Harry noted the skepticism in her voice. “That’s right. And come to me whenever you develop anything new. No matter which way it goes, pro or con. IAD is going to want to look over your shoulders. How much you work with them is up to you, but do not let them impede this investigation.”
“Are you going to work with them?” Weathers asked. His eyes were hard on Harry now.
“I’m going to avoid them like the plague,” Harry said. “If they want me they’re going to have to find me.”
CHAPTER TEN
It was five-thirty when Bobby Joe Waldo left his father’s private office. The outer office was already empty, the secretaries gone; the lights were turned off, but even in the faint light that filtered in through the windows Bobby Joe’s face looked drained of color and a nervous tic was visible at the corner of his mouth. His father’s office staff always left at five sharp so he doubted anyone had heard the old man’s angry shouts. But what difference did it make; they had heard them often enough in the past. He exited his father’s suite and headed to his own office farther down the covered walkway. Bobby Joe’s accommodations as associate minister were little more than a twelve-by-twelve-foot box and lacked any of the amenities his father enjoyed. The view outside his one small window was meager; there was no gracefully landscaped pond to look out upon. Instead there was a remaining patch of the dusty scrub pine woodlot that had dominated the land long before the church complex was built. The office furnishings, while comfortable and adequate, were also run-of-the-mill, a mass-produced desk and chair from a nationwide office supply chain, visitors’ chairs and lamps that could be found in any Wal-Mart, and durable low-end carpeting from Home Depot. It was something that normally rankled Bobby Joe when he left his father’s office and entered his own. Today he ignored it as he slumped into his chair, his hands trembling slightly with a mixture of anger and fear.

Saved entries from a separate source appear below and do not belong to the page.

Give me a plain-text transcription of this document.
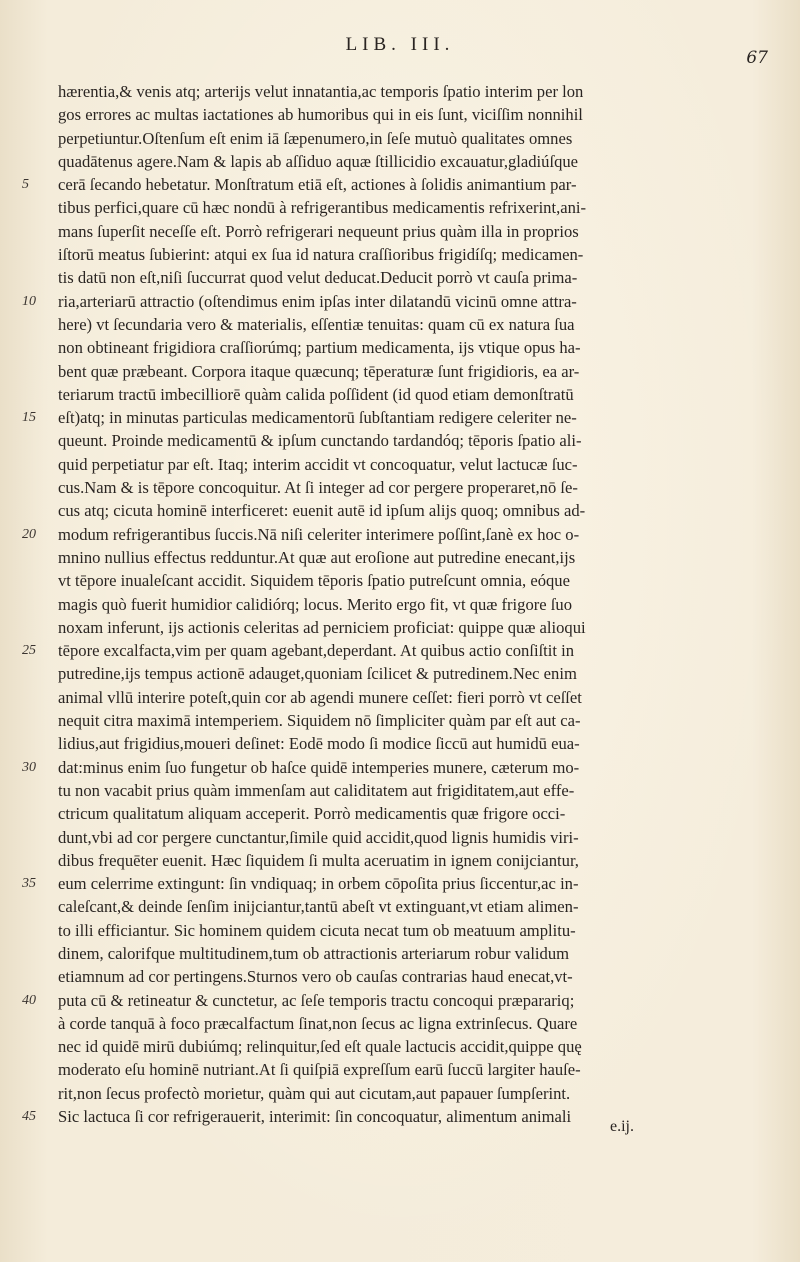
LIB. III.
67
hærentia,& venis atq; arterijs velut innatantia,ac temporis ſpatio interim per lon
gos errores ac multas iactationes ab humoribus qui in eis ſunt, viciſſim nonnihil
perpetiuntur.Oſtenſum eſt enim iā ſæpenumero,in ſeſe mutuò qualitates omnes
quadātenus agere.Nam & lapis ab aſſiduo aquæ ſtillicidio excauatur,gladiúſque
5	cerā ſecando hebetatur. Monſtratum etiā eſt, actiones à ſolidis animantium par-
tibus perfici,quare cū hæc nondū à refrigerantibus medicamentis refrixerint,ani-
mans ſuperſit neceſſe eſt. Porrò refrigerari nequeunt prius quàm illa in proprios
iſtorū meatus ſubierint: atqui ex ſua id natura craſſioribus frigidíſq; medicamen-
tis datū non eſt,niſi ſuccurrat quod velut deducat.Deducit porrò vt cauſa prima-
10	ria,arteriarū attractio (oſtendimus enim ipſas inter dilatandū vicinū omne attra-
here) vt ſecundaria vero & materialis, eſſentiæ tenuitas: quam cū ex natura ſua
non obtineant frigidiora craſſiorúmq; partium medicamenta, ijs vtique opus ha-
bent quæ præbeant. Corpora itaque quæcunq; tēperaturæ ſunt frigidioris, ea ar-
teriarum tractū imbecilliorē quàm calida poſſident (id quod etiam demonſtratū
15	eſt)atq; in minutas particulas medicamentorū ſubſtantiam redigere celeriter ne-
queunt. Proinde medicamentū & ipſum cunctando tardandóq; tēporis ſpatio ali-
quid perpetiatur par eſt. Itaq; interim accidit vt concoquatur, velut lactucæ ſuc-
cus.Nam & is tēpore concoquitur. At ſi integer ad cor pergere properaret,nō ſe-
cus atq; cicuta hominē interficeret: euenit autē id ipſum alijs quoq; omnibus ad-
20	modum refrigerantibus ſuccis.Nā niſi celeriter interimere poſſint,ſanè ex hoc o-
mnino nullius effectus redduntur.At quæ aut eroſione aut putredine enecant,ijs
vt tēpore inualeſcant accidit. Siquidem tēporis ſpatio putreſcunt omnia, eóque
magis quò fuerit humidior calidiórq; locus. Merito ergo fit, vt quæ frigore ſuo
noxam inferunt, ijs actionis celeritas ad perniciem proficiat: quippe quæ alioqui
25	tēpore excalfacta,vim per quam agebant,deperdant. At quibus actio conſiſtit in
putredine,ijs tempus actionē adauget,quoniam ſcilicet & putredinem.Nec enim
animal vllū interire poteſt,quin cor ab agendi munere ceſſet: fieri porrò vt ceſſet
nequit citra maximā intemperiem. Siquidem nō ſimpliciter quàm par eſt aut ca-
lidius,aut frigidius,moueri deſinet: Eodē modo ſi modice ſiccū aut humidū eua-
30	dat:minus enim ſuo fungetur ob haſce quidē intemperies munere, cæterum mo-
tu non vacabit prius quàm immenſam aut caliditatem aut frigiditatem,aut effe-
ctricum qualitatum aliquam acceperit. Porrò medicamentis quæ frigore occi-
dunt,vbi ad cor pergere cunctantur,ſimile quid accidit,quod lignis humidis viri-
dibus frequēter euenit. Hæc ſiquidem ſi multa aceruatim in ignem conijciantur,
35	eum celerrime extingunt: ſin vndiquaq; in orbem cōpoſita prius ſiccentur,ac in-
caleſcant,& deinde ſenſim inijciantur,tantū abeſt vt extinguant,vt etiam alimen-
to illi efficiantur. Sic hominem quidem cicuta necat tum ob meatuum amplitu-
dinem, calorifque multitudinem,tum ob attractionis arteriarum robur validum
etiamnum ad cor pertingens.Sturnos vero ob cauſas contrarias haud enecat,vt-
40	puta cū & retineatur & cunctetur, ac ſeſe temporis tractu concoqui præparariq;
à corde tanquā à foco præcalfactum ſinat,non ſecus ac ligna extrinſecus. Quare
nec id quidē mirū dubiúmq; relinquitur,ſed eſt quale lactucis accidit,quippe quę
moderato eſu hominē nutriant.At ſi quiſpiā expreſſum earū ſuccū largiter hauſe-
rit,non ſecus profectò morietur, quàm qui aut cicutam,aut papauer ſumpſerint.
45	Sic lactuca ſi cor refrigerauerit, interimit: ſin concoquatur, alimentum animali
e.ij.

His father was way over the top about this cop poking his nose around. And the old man didn’t know the half of it yet. Billy Joe shook his head as that thought settled in. That was the operative word: yet. Because he was pretty sure the old bastard would find out every bit of it. And then all hell would really break loose. Especially when he learned that one of the church’s cars had been in an accident in the parking lot of a Tampa titty bar, and that his own son had paid off the dancer whose car had been hit. Paid her off and never told the old man what happened. And when he put together the fact that the bar had been a regular hangout for Darlene Beckett, well, then the shit would really start to fly.